Tieskamp: Rodung aufgeschoben

Das Hin und Her um den Wald am Tieskamp geht weiter. Weil gegen den Bebauungsplan geklagt wird, darf nun vorerst nicht gerodet werden.

Auf dem Gelände zwischen Hoper Straße und Sandleiden sollen Einfamilien-, Doppel- und zwei Mietshäuser gebaut werden. Mehr als 20 Jahre lang wurde das Gebiet in Ruhe gelassen: Der waldartige Charakter präge durch das fortgeschrittene Wachstum nunmehr das Gesamtbild, begründete das Landesamt für Landwirtschaft, Umwelt und ländliche Räume (LLUR) seinen Schritt, das 6000 Quadratmeter große Areal im März doch als Wald einzustufen.

Anfang Juni wurde die Rodung des kleinen Tannenwaldes dennoch genehmigt. Es hätten keine Versagensgründe vorgelegen, hieß es von der Landesumweltbehörde. Das öffentliche Interesse an einer Umwandlung sei im vorliegenden Fall höher zu bewerten als das Interesse an der Erhaltung, so die Umweltbehörde.

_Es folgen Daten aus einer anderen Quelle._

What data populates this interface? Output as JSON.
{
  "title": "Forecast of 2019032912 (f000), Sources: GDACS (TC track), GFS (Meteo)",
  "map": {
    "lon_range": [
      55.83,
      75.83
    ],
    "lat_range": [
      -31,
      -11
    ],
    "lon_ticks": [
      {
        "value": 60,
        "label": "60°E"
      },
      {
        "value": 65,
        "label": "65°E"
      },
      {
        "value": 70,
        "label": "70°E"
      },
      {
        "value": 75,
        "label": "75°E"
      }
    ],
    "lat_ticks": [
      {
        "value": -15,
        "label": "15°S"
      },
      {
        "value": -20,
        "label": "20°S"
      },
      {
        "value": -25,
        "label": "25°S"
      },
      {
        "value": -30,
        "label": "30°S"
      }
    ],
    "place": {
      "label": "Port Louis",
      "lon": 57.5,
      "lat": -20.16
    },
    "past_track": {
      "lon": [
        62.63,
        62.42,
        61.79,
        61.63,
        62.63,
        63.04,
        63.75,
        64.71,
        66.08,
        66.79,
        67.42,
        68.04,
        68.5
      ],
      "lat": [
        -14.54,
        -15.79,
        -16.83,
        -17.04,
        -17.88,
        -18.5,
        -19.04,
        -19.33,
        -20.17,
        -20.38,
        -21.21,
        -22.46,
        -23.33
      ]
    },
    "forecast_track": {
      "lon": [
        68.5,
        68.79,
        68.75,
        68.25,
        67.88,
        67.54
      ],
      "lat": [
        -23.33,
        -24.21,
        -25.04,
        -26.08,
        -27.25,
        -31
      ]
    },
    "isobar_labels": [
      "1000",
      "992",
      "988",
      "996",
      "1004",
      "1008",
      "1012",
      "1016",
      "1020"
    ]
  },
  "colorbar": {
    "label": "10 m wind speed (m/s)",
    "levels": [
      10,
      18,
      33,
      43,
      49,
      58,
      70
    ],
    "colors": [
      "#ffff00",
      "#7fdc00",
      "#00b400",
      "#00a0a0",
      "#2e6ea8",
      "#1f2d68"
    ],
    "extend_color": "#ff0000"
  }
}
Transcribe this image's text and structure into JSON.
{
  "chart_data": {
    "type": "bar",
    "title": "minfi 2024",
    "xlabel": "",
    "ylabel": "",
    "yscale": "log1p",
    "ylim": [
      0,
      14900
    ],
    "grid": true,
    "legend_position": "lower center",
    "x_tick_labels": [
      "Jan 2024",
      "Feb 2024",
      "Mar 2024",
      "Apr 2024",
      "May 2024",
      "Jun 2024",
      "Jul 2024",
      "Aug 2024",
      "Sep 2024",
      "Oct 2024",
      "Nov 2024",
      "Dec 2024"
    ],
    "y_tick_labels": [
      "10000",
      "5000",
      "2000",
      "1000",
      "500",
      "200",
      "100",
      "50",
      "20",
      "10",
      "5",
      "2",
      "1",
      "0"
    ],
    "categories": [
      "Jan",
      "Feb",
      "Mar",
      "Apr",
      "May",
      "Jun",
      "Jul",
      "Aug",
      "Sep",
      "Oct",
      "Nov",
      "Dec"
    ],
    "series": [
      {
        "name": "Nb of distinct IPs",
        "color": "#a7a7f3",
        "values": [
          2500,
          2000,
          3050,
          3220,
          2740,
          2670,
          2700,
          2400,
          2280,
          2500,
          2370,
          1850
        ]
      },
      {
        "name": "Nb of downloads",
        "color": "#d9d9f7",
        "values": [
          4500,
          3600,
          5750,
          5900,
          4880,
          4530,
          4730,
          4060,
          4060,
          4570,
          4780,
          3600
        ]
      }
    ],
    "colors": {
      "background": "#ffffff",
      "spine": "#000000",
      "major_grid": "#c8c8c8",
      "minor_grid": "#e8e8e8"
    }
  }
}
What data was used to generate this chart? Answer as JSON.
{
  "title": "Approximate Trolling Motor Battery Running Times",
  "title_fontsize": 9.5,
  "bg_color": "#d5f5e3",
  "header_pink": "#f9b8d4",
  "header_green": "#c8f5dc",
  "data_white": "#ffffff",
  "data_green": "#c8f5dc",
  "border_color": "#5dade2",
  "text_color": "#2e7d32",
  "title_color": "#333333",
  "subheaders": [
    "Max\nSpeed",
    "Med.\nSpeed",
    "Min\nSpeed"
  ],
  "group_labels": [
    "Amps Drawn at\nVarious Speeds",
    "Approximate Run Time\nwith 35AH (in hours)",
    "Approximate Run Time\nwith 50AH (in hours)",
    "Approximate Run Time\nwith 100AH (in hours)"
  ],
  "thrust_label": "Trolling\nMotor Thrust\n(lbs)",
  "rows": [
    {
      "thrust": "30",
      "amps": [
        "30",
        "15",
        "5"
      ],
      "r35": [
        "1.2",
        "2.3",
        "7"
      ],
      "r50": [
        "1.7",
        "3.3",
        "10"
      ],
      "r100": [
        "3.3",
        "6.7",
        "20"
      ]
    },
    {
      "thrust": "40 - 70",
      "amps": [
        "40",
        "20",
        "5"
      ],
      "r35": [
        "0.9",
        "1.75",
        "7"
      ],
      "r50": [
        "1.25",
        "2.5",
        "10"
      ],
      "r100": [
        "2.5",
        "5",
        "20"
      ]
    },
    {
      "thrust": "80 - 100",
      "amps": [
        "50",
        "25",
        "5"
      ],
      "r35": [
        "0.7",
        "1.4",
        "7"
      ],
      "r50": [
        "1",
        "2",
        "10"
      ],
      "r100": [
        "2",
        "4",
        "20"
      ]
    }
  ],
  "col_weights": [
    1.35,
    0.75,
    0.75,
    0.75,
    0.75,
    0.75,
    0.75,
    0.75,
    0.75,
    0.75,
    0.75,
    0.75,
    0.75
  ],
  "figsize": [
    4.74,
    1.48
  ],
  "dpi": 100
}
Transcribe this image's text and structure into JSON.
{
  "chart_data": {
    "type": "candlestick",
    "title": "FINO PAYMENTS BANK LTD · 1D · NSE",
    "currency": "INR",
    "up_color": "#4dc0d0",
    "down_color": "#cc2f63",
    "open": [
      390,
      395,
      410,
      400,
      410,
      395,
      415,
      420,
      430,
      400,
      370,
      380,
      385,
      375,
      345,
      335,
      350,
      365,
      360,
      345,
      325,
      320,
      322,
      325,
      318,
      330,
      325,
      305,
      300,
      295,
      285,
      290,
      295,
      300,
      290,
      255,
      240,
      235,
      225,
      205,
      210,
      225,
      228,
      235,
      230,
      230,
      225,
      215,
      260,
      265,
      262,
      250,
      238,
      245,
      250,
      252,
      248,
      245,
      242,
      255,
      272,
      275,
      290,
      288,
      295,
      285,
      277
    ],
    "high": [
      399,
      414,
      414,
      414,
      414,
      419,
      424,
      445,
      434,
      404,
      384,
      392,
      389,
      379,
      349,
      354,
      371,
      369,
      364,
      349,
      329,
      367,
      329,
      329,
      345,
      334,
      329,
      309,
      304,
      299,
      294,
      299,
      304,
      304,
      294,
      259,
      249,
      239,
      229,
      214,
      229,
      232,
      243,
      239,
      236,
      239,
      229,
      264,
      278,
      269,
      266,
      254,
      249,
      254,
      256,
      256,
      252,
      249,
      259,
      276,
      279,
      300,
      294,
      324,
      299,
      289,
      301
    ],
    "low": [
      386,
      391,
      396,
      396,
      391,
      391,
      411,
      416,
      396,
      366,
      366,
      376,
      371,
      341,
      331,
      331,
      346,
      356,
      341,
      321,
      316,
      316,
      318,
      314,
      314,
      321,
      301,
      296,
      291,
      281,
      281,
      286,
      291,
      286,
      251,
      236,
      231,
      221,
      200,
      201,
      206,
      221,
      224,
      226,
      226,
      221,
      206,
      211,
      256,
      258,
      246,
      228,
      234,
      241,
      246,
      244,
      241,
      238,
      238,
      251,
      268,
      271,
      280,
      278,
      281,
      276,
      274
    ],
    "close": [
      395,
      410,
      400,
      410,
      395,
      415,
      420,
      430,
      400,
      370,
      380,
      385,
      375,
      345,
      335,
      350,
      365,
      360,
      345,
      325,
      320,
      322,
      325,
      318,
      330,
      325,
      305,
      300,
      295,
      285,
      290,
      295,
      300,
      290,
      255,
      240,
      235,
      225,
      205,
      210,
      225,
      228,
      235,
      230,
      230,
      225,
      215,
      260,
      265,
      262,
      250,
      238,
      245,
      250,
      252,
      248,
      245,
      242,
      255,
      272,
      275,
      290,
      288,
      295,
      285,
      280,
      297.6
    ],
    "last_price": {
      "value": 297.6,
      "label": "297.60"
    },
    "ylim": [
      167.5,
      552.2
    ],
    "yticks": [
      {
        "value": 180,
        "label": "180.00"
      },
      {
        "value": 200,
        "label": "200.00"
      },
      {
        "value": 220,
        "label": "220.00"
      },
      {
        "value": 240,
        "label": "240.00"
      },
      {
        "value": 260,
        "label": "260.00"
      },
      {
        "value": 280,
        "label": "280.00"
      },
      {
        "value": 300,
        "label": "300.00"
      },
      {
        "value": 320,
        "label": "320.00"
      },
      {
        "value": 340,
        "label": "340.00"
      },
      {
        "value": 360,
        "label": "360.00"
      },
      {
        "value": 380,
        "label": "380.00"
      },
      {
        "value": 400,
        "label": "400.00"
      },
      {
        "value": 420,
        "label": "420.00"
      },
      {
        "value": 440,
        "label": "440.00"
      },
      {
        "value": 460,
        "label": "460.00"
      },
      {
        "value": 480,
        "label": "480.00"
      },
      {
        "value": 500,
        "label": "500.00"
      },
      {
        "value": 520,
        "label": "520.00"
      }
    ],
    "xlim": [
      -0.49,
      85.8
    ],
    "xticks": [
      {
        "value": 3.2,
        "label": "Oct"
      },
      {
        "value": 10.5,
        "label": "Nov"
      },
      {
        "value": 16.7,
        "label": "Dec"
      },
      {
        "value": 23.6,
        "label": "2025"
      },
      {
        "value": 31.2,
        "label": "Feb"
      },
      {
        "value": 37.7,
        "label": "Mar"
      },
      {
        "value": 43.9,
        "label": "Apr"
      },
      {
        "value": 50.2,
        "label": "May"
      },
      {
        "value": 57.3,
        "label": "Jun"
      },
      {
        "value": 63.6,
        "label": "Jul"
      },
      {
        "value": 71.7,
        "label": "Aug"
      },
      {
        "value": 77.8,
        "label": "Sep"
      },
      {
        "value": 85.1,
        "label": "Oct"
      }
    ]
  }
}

Gegen diese Entscheidung hatte der BUND Widerspruch beim LLUR eingereicht. Die Behörde musste ihre eigene Entscheidung noch einmal prüfen – und kam zu dem Schluss: Zusammenfassend könne festgehalten werden, dass die Waldfläche weder eine relevante Bedeutung für den Natur- und Artenschutz besitzt noch gemäß Landeswaldgesetz Gründe für eine Versagung der Waldumwandlung bestehen, so das LLUR. Der Widerspruch wurde zurückgewiesen.

Unterdessen wurde gegen den Bebauungsplan 33 Klage eingereicht. Das hat Folgen für die Fällgenehmigung: „Der Normenkontrollantrag hat insofern Auswirkungen, als dass dadurch der B-Plan vorerst keine Rechtskraft erlangt“, teilt LLUR-Sprecher Martin Schmidt mit. Die Waldumwandlung sei gemäß Nebenbestimmungen an die Gültigkeit des B-Plans geknüpft. Solange die Klage anhängig sei und das Gericht keine Entscheidung getroffen habe, könne der Wald am Tieskamp nicht gefällt werden.